- Australia had signed a contract with French shipbuilder Naval Group in 2016 to build a new fleet, at a cost of $40 billion, according to Reuters.
- Both sides had confirmed the deal a couple of weeks ago.
- However, Canberra has now decided to scrap that agreement and join forces with the U.S. and Britain.
LONDON — France is not holding back showing its disappointment with Australia after it abruptly ended a submarine contract in order to sign a new deal with the U.S. and U.K.
"It was a stab in the back. We had established a relationship of trust with Australia. This trust has been betrayed," Jean-Yves Le Drian, France's minister of foreign affairs, told radio station Franceinfo Thursday morning.
Australia had signed a contract with French shipbuilder Naval Group in 2016 to build a new fleet, at a cost of $40 billion, according to Reuters. Both sides had confirmed the deal a couple of weeks ago. However, Canberra has now decided to scrap that agreement and join forces with the U.S. and Britain.
Late on Wednesday, the three nations announced a new security partnership where Australia will receive new nuclear-powered submarines. The deal with France would have provided conventional submarines.
"We intend to build these submarines in Adelaide in close cooperation with the U.K. and the U.S. But let me be clear, Australia is not seeking to acquire nuclear weapons," Australian Prime Minister Scott Morrison said on Twitter.

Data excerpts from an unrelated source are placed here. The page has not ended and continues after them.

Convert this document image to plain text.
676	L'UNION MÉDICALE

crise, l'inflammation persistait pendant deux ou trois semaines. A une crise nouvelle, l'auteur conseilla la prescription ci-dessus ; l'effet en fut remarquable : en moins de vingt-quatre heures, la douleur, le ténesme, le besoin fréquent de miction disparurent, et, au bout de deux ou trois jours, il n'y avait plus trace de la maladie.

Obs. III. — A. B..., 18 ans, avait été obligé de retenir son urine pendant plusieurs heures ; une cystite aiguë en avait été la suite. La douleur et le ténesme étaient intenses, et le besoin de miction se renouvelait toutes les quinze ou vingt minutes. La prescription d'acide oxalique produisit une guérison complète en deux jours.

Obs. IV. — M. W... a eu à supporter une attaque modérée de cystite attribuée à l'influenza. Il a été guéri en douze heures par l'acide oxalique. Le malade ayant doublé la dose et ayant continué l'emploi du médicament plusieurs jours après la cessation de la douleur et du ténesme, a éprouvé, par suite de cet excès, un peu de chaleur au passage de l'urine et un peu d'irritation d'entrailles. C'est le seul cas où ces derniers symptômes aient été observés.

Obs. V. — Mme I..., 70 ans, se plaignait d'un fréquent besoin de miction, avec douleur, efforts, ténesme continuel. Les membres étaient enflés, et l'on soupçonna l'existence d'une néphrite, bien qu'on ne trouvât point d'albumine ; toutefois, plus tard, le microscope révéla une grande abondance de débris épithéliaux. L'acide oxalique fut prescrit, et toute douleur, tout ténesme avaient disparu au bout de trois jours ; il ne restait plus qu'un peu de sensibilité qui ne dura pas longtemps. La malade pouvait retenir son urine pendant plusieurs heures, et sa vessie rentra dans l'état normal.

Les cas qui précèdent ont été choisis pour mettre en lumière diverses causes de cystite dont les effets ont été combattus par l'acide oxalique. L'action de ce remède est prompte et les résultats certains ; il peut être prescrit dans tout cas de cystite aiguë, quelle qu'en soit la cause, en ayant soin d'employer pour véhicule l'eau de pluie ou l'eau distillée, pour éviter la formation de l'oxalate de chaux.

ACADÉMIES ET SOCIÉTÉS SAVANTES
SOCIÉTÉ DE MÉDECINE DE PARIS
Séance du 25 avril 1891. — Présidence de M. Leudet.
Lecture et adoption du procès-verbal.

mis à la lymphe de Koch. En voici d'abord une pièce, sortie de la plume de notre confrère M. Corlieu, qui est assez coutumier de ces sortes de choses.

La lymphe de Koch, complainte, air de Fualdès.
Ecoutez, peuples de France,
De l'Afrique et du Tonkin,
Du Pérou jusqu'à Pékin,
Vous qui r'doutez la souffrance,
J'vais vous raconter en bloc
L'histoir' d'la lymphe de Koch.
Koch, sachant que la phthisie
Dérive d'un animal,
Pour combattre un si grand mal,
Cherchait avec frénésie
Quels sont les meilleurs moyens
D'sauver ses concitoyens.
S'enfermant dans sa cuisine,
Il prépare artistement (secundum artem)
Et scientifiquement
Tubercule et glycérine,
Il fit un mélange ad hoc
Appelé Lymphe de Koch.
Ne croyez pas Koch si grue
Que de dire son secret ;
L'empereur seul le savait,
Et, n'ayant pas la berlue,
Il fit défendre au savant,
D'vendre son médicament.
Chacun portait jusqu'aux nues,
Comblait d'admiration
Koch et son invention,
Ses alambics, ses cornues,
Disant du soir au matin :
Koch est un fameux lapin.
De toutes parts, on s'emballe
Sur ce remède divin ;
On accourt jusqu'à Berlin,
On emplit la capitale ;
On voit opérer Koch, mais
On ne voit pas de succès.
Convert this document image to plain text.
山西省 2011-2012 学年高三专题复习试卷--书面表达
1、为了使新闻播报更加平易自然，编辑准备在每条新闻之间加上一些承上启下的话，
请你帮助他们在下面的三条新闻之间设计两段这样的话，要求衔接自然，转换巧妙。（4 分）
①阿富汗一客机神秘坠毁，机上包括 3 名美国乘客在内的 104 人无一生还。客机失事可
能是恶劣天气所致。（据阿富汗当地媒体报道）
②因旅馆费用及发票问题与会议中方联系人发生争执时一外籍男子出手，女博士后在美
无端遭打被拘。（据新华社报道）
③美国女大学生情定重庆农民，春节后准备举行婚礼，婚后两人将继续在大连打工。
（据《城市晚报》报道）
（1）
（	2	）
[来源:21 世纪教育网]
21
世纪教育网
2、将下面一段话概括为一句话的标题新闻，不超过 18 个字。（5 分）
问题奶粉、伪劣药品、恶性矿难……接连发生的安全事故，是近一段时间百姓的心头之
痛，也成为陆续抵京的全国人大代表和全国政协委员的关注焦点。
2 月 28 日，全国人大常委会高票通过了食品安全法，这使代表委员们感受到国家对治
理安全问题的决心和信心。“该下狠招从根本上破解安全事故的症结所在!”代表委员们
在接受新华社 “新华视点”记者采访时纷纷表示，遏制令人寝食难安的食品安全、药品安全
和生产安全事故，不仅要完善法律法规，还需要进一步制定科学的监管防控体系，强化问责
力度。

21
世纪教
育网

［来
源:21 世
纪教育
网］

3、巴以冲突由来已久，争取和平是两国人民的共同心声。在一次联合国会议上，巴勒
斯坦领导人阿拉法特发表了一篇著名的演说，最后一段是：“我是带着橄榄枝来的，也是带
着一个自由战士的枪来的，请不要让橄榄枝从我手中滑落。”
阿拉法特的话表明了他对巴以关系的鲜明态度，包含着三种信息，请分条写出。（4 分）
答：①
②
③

He added that France is a "good partner" and that the new deal was motivated by "a changed strategic environment," according to France 24.
The French Embassy in Washington also canceled a gala at their sprawling compound over frustration with the new trilateral partnership, a French official confirmed to CNBC.
The event, which was slated to commemorate the "240th Anniversary of the Battle of the Capes," will no longer take place Friday at the embassy.
"Other parts of the celebration are still ongoing," the official said, including a wreath-laying ceremony in Annapolis. A French destroyer will pull into Baltimore harbor on Monday as will a French submarine at Norfolk harbor.
U.S. Secretary of State Antony Blinken told reporters on Thursday that he and Defense Secretary Lloyd Austin had spoken to their French counterparts about the new security pact ahead of its unveiling.
"I'll leave it to our Australian partners to describe why they sought this new technology. But as the president said and I want to emphasize again, we cooperate incredibly closely with France on many shared priorities in the Indo-Pacific but also around the world," Blinken said.
"We're going to continue to do so, we place fundamental value on that relationship, on that partnership and we will carry forward in the days ahead," the nation's top diplomat added.
U.S. President Joe Biden made sure to reference France when presenting the new deal on Wednesday, saying the European nation will remain a key partner in the Indo-Pacific region.
In the U.K., Prime Minister Boris Johnson also said Thursday that the relationship with France is "rock solid."
However, these words are unlikely to appease the ill feelings in France.
In the same radio interview, France's foreign affairs chief also said that this "unilateral and unpredictable decision" reminded him of what former President Donald Trump used to do.
France's ministers of foreign affairs and the armed forces also said in a joint statement on Thursday: "The American choice which leads to the removal of an ally and a European partner like France from structuring a partnership with Australia, at a time when we are facing unprecedented challenges in the Indo-Pacific region … marks an absence of coherence that France can only observe and regret."
The statement added that the latest developments intensify the need for European strategic autonomy — the idea that the European Union should become more independent with its defense and security policies.
The European Commission, the EU's executive arm, presented its strategy for the Indo-Pacific region on Thursday afternoon in Brussels. EU Foreign Affairs Chief Josep Borrell said, "We must survive on our own, as others do."
Spokespeople for the White House and the Australian Embassy in London weren't immediately available for comment when contacted by CNBC.